R predict() function returning wrong/too many values

user3658874 picture user3658874 · Sep 30, 2014 · Viewed 29k times · Source

I am trying to convert Absorbance (Abs) values to Concentration (ng/mL), based on an established linear model & standard curve. I planned to do this by using the predict() function. I am having trouble getting predict() to return the desired results. Here is a sample of my code:

Standards<-data.frame(ng_mL=c(0,0.4,1,4),
                      Abs550nm=c(1.7535,1.5896,1.4285,0.9362))
LM.2<-lm(log(Standards[['Abs550nm']])~Standards[['ng_mL']])
Abs<-c(1.7812,1.7309,1.3537,1.6757,1.7409,1.7875,1.7533,1.8169,1.753,1.6721,1.7036,1.6707,
       0.3903,0.3362,0.2886,0.281,0.3596,0.4122,0.218,0.2331,1.3292,1.2734)


predict(object=LM.2,
        newdata=data.frame(Concentration=Abs[1]))#using Abs[1] as an example, but I eventually want predictions for all values in Abs

Running that last lines gives this output:

> predict(object=LM.2,
+         newdata=data.frame(Concentration=Abs[1]))
         1          2          3          4 
 0.5338437  0.4731341  0.3820697 -0.0732525 
Warning message:
'newdata' had 1 row but variables found have 4 rows 

This does not seem to be the output I want. I am trying to get a single predicted Concentration value for each Absorbance (Abs) entry. It would be nice to be able to predict all of the entries at once and add them to an existing data frame, but I can't even get it to give me a single value correctly. I've read many threads on here, webpages found on Google, and all of the help files, and for the life of me I cannot understand what is going on with this function. Any help would be appreciated, thanks.

Answer

Gavin Simpson picture Gavin Simpson · Sep 30, 2014

You must have a variable in newdata that has the same name as that used in the model formula used to fit the model initially.

You have two errors:

  1. You don't use a variable in newdata with the same name as the covariate used to fit the model, and
  2. You make the problem much more difficult to resolve because you abuse the formula interface.

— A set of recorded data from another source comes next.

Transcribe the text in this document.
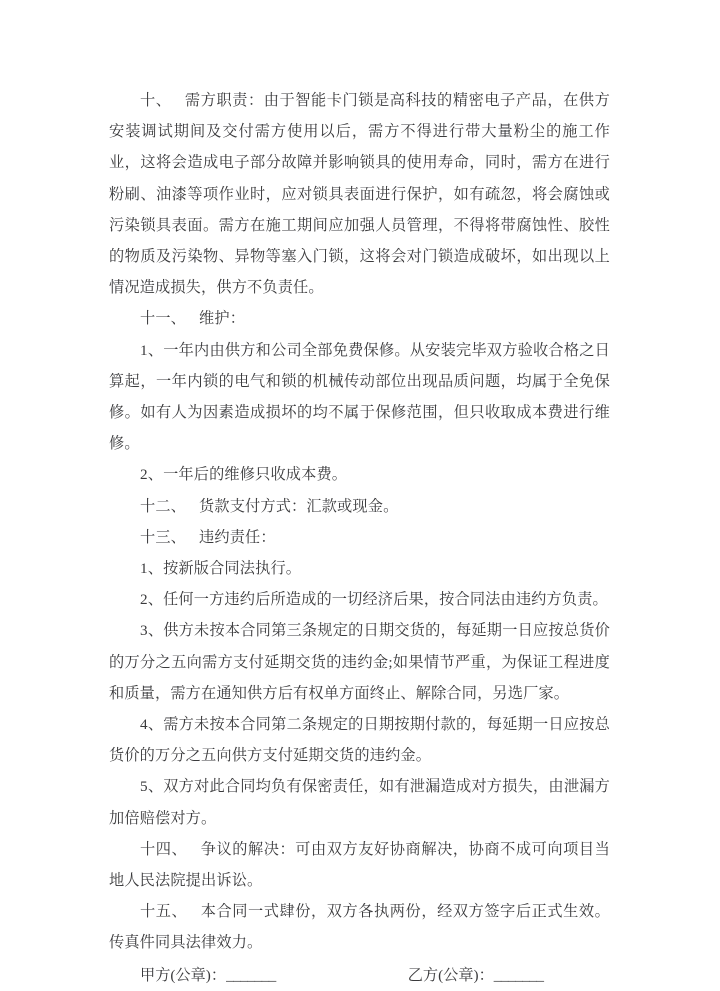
十、 需方职责：由于智能卡门锁是高科技的精密电子产品，在供方安装调试期间及交付需方使用以后，需方不得进行带大量粉尘的施工作业，这将会造成电子部分故障并影响锁具的使用寿命，同时，需方在进行粉刷、油漆等项作业时，应对锁具表面进行保护，如有疏忽，将会腐蚀或污染锁具表面。需方在施工期间应加强人员管理，不得将带腐蚀性、胶性的物质及污染物、异物等塞入门锁，这将会对门锁造成破坏，如出现以上情况造成损失，供方不负责任。

十一、 维护：

1、一年内由供方和公司全部免费保修。从安装完毕双方验收合格之日算起，一年内锁的电气和锁的机械传动部位出现品质问题，均属于全免保修。如有人为因素造成损坏的均不属于保修范围，但只收取成本费进行维修。

2、一年后的维修只收成本费。

十二、 货款支付方式：汇款或现金。

十三、 违约责任：

1、按新版合同法执行。

2、任何一方违约后所造成的一切经济后果，按合同法由违约方负责。

3、供方未按本合同第三条规定的日期交货的，每延期一日应按总货价的万分之五向需方支付延期交货的违约金;如果情节严重，为保证工程进度和质量，需方在通知供方后有权单方面终止、解除合同，另选厂家。

4、需方未按本合同第二条规定的日期按期付款的，每延期一日应按总货价的万分之五向供方支付延期交货的违约金。

5、双方对此合同均负有保密责任，如有泄漏造成对方损失，由泄漏方加倍赔偿对方。

十四、 争议的解决：可由双方友好协商解决，协商不成可向项目当地人民法院提出诉讼。

十五、 本合同一式肆份，双方各执两份，经双方签字后正式生效。传真件同具法律效力。

甲方(公章)：_______	乙方(公章)：_______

Don't fit your model like this:

mod <- lm(log(Standards[['Abs550nm']])~Standards[['ng_mL']])

fit your model like this

mod <- lm(log(Abs550nm) ~ ng_mL, data = standards)

Isn't that some much more readable?

To predict you would need a data frame with a variable ng_mL:

predict(mod, newdata = data.frame(ng_mL = c(0.5, 1.2)))

Now you may have a third error. You appear to be trying to predict with new values of Absorbance, but the way you fitted the model, Absorbance is the response variable. You would need to supply new values for ng_mL.

The behaviour you are seeing is what happens when R can't find a correctly-named variable in newdata; it returns the fitted values from the model or the predictions at the observed data.

This makes me think you have the formula back to front. Did you mean:

mod2 <- lm(ng_mL ~ log(Abs550nm), data = standards)

?? In which case, you'd need

predict(mod2, newdata = data.frame(Abs550nm = c(1.7812,1.7309)))

say. Note you don't need to include the log() bit in the name. R recognises that as a function and applies to the variable Abs550nm for you.

If the model really is log(Abs550nm) ~ ng_mL and you want to find values of ng_mL for new values of Abs550nm you'll need to invert the fitted model in some way.